Okay. But what exactly is the fuss about?
In the early 1900s, the Newtonian idea of gravitation was superseded by Einstein’s General Theory of Relativity. It is a theory which explains the force of gravity among the 4-dimensional fabric of space-time. It accurately makes the predictions which Newtonian gravity does but also explains other weirder stuff. Gravitational lensing and gravitational redshift are two of the phenomenon that this theory explains. Other than this, GTR also predicted the mathematical existence of Black Holes, a singular point of infinite curvature.
Observations of the cosmos have reaffirmed the position of GTR as the most complete theory of gravitation to date. While it does not blend in with quantum mechanics yet, the predictive accuracy of the theory is astounding. Einstein’s theory also predicts the existence of Gravitational Waves.
Gravitational waves are exactly what they sound like. These waves travel from their source at the speed of light throughout the cosmos. This tells us that the graviton, the hypothetical Gauge Boson of gravitation, is a massless particle. Since gravitation is the weakest of all four fundamental forces, gravitational waves have energies much lower as compared to electromagnetic waves. Only very energetic events, such as black holes colliding, can make waves strong enough to be detected.
It was important to discover them because they were the only aspect of GTR that wasn’t experimentally verified. And when the team at LIGO announced the first-ever direct evidence of gravitational waves, it was the final test that Einstein needed to pass. But that begs the question: if GTR is almost 100 years old, why did it take us so long to make this discovery?
The answer lies, once again, in the weak strength of gravity. While the effects of other fundamental forces can be easily observed, gravitational effects require large masses to be seen. It is true that massive bodies release energy in the form of gravitational waves when moving through space-time, but the energy of such waves is ridiculously small. Even the gravitational waves discovered first by LIGO had a wavelength much smaller than the diameter of a single proton.
Such small wavelengths and energy make the detection of gravitational waves impossible without power tools. The way physicists do this is very similar to the experiment conducted by Michelson and Morley, using the Michelson Interferometer.
The LIGO observatories have two mutually perpendicular long tubes, along which a beam of coherent LASER light is incident. These pulses of light are in the same phase initially. Then, both beams are reflected back and forth from two mirrors such that on returning back, they are in opposite phases. Thus, the two beams undergo destructive interference. The photodetector observes no photons.
This is where gravitational waves come in.
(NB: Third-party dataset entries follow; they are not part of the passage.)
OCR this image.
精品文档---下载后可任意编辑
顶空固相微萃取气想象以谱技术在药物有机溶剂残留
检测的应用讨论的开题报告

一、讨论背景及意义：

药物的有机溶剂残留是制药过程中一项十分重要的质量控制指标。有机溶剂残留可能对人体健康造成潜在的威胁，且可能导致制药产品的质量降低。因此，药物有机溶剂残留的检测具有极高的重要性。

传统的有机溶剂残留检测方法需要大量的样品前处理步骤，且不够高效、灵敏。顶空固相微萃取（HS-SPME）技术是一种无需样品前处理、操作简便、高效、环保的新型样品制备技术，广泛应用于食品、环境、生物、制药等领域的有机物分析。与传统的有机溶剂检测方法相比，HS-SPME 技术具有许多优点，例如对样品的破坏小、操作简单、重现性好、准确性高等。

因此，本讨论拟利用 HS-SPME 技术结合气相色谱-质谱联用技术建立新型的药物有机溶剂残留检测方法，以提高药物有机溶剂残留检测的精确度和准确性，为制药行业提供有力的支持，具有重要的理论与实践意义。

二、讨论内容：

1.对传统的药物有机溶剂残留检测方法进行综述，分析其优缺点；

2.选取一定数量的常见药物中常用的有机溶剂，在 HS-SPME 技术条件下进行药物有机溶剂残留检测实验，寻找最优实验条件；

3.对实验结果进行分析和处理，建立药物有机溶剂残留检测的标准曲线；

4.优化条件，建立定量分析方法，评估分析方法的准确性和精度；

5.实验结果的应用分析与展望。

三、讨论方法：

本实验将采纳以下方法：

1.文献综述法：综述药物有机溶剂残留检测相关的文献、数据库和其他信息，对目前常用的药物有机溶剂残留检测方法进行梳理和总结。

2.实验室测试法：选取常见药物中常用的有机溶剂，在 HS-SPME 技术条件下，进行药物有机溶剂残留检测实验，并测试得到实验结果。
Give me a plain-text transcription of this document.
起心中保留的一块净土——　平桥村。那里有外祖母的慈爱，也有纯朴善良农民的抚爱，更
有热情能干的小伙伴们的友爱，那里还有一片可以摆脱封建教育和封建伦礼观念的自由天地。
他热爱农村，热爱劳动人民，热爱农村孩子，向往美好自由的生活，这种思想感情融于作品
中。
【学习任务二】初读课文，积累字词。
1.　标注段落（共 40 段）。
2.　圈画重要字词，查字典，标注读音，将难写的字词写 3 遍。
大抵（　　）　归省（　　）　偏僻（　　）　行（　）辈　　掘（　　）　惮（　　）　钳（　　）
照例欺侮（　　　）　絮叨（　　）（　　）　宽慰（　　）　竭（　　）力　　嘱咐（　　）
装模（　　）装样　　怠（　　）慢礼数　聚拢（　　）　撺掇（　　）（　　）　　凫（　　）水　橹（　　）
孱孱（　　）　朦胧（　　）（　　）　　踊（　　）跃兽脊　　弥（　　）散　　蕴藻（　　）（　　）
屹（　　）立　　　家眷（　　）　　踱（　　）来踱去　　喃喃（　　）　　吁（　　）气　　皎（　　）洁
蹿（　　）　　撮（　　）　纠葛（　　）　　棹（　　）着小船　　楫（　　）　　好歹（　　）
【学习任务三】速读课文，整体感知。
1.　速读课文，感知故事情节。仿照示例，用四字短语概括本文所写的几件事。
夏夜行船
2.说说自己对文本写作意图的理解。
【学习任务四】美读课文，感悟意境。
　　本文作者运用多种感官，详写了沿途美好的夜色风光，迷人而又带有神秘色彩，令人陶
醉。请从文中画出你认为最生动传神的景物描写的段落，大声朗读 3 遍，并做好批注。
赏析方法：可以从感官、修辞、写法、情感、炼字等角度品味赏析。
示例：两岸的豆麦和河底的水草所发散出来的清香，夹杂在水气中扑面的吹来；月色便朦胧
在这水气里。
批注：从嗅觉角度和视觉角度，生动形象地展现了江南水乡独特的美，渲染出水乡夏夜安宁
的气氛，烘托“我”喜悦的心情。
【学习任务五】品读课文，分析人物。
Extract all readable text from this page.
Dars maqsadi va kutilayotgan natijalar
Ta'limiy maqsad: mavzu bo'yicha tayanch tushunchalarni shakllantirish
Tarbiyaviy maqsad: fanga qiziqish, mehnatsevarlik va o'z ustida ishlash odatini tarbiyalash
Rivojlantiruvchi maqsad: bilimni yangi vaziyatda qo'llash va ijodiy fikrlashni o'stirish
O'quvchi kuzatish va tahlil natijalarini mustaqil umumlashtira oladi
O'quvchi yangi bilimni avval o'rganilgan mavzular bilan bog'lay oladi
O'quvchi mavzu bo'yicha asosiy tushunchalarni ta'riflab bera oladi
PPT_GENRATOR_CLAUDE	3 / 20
If during the journey of the light, a gravitational wave passes by, the wave actually shrinks and elongates the arms. This means that the phase difference between the two beams is no longer π. There is no destructive interference, and a few photons manage to reach the photodetector. The apparatus is actually sensitive enough to detect a difference of order 10-17 between the waves.
But there are obstacles in this experiment.
Firstly, there is a lot of noise present due to seismic effects and the Earth itself. This noise interferes with the apparatus and makes detection more difficult. Scientists need to remove this noise to ensure that they are actually witnessing a gravitational wave.
Secondly, the event observed by LIGO was the collision of two supermassive black holes. There are no events that can generate such strong gravitational waves, and such collisions are rare.
This concludes the long series of tests that Einstein’s theory had to face. With multiple new LIGO observatories opening through the globe, including India, further research is only going to speed up.